After the diaper she slipped her legs into a kind of jock strap, and then came a tough, comfortable sports-style brassiere, and then a set of underwear, wrist and ankle length.

She was fitted with a catheter, which led to a tube attached to a urine collection device, a thing that looked like a hot water bottle.

Next two suit techs came toward her, carrying her pressure suit. It was a pristine orange carapace in human shape, its arms and legs dangling, emblazoned with the NASA logo and the mission patch. The techs sat her down and began to load her into the suit.

The suit had three layers. The inner layer was five-ounce Nomex, soft and satin-smooth against her flesh, and the outer layer was tough Beta-cloth. The middle layer, the pressure garment assembly, was a bladder of neoprene laced with a network of hoses and valves; when inflated it would compress her body with a quarter-G pressure. The suit was fitted out with pulleys and cables and joints, to help her move around when the thing was pressurized.

To York it was like climbing inside a second body, with veins of rubber, pulleys for joints, cables for muscles.

She was led out from behind the screen to the reclining couches. Stone and Gershon were already sitting there, side by side. Evidently it didn’t take as long to fit a condom as a catheter.

Six techs attended her. Two led her to her couch and sat her down, and plugged tubes from metallic blue and red connectors in her chest into a small couch-side air supply console. They lifted black rubber pressure gloves onto her hands and heavy boots onto her feet. A second pair of techs lifted her Snoopy skullcap into place, fiddling with the microphone under her chin.

It was like an extended grooming, she thought. All the touching. Maybe there was a subtext to the preparation, something deep, something reaching back to primate history; she needed to be handled, stroked, before being sent off to impossible danger.

The last two techs approached with her helmet. It was a big goldfish bowl with a thin metal rim.

She took one last sniff of the antiseptic air, listened to the murmurs of the techs, felt the faint air-conditioned breeze on her face.
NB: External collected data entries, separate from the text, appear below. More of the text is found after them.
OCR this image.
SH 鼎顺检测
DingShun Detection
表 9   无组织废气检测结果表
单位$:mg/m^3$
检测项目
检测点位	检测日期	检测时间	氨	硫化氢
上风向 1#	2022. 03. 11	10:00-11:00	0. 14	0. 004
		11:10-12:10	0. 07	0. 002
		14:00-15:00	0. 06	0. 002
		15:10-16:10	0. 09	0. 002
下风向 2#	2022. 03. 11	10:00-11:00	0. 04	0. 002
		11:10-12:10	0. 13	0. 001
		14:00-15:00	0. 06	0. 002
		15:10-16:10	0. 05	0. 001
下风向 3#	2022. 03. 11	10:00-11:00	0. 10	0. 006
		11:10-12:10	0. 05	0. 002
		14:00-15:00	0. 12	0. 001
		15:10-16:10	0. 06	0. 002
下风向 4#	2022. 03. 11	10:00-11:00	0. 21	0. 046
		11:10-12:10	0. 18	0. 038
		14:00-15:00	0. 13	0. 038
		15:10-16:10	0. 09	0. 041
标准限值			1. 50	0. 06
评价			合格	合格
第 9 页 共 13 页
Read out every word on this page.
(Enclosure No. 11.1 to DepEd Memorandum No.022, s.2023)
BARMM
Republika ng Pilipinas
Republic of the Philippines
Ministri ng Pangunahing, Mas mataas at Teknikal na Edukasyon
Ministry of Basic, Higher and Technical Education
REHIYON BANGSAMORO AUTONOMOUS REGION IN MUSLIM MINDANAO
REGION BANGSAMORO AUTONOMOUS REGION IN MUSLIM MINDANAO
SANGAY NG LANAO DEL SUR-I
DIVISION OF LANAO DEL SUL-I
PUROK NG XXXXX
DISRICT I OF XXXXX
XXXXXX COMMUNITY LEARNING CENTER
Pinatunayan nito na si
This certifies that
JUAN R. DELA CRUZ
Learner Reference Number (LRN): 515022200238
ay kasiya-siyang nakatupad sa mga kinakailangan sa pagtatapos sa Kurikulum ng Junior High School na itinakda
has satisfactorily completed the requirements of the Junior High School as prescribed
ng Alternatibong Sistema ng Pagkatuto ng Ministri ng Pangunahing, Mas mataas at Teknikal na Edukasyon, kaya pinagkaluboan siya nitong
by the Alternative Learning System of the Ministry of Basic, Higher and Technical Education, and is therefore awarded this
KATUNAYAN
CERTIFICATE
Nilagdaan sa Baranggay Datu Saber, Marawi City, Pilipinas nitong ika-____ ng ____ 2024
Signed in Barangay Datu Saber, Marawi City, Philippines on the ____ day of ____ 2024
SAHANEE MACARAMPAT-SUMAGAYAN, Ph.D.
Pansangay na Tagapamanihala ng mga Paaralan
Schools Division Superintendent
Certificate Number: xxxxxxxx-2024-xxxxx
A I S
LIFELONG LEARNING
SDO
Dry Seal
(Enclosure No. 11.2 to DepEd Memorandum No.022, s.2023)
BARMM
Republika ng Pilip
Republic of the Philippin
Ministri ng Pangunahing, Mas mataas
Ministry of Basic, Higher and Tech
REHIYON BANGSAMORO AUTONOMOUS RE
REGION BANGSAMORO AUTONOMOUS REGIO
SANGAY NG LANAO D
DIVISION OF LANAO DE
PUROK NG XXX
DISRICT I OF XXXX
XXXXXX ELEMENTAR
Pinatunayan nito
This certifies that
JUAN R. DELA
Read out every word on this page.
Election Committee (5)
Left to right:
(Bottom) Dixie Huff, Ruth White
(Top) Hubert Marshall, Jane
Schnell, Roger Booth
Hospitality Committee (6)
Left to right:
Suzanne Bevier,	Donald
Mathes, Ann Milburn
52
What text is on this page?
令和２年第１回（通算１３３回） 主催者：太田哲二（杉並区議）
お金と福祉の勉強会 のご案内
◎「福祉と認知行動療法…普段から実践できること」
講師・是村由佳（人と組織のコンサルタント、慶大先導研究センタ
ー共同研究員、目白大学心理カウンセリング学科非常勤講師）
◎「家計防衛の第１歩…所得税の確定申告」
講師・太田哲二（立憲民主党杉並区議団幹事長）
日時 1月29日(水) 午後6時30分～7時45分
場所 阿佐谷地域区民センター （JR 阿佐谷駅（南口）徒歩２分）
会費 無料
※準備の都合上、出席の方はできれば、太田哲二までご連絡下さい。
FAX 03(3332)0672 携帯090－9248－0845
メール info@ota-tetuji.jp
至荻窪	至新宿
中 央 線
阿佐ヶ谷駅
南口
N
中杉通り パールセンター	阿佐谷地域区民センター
Then the helmet was lowered over her head. At her neck, metal rasped against metal.

She was sealed in. The sounds from outside were diminished, her vision distorted by the curvature of the glass of the helmet. The noise of her own breathing, and of the blood pumping at her neck, was loud in her ears.

Then she had to lie back in the chair and wait, for a half hour that seemed much longer. Her air-supply console was filling her suit with pure oxygen, purging her system of nitrogen.

The suit techs fussed around the three of them, checking things, smiling through the glass, their faces broad and unreal. The techs moved through an intricate, silent choreography. They were like workers around three queen ants, she thought.

Ralph Gershon had a suit tech drape a towel over his helmet, and he lay back in his reclining chair with his gloved hands folded over his chest. He showed every sign of taking a nap.

When the waiting period was done, the suit techs covered her boots with yellow overshoes and lifted her up out of the chair. They swapped her air hoses over to a suitcase-sized portable unit and handed the unit to her to carry.

The three of them formed up in a line — Stone first, then York, Gershon last — for the short walk out of the MSOB to the transfer van.

It was an effort just to walk. The weight of the suit would have been bad enough, but she had to fight with every step against the grip of the inflated garment around her legs and waist; it was like trying to walk against elastic rope. It was confining, alienating.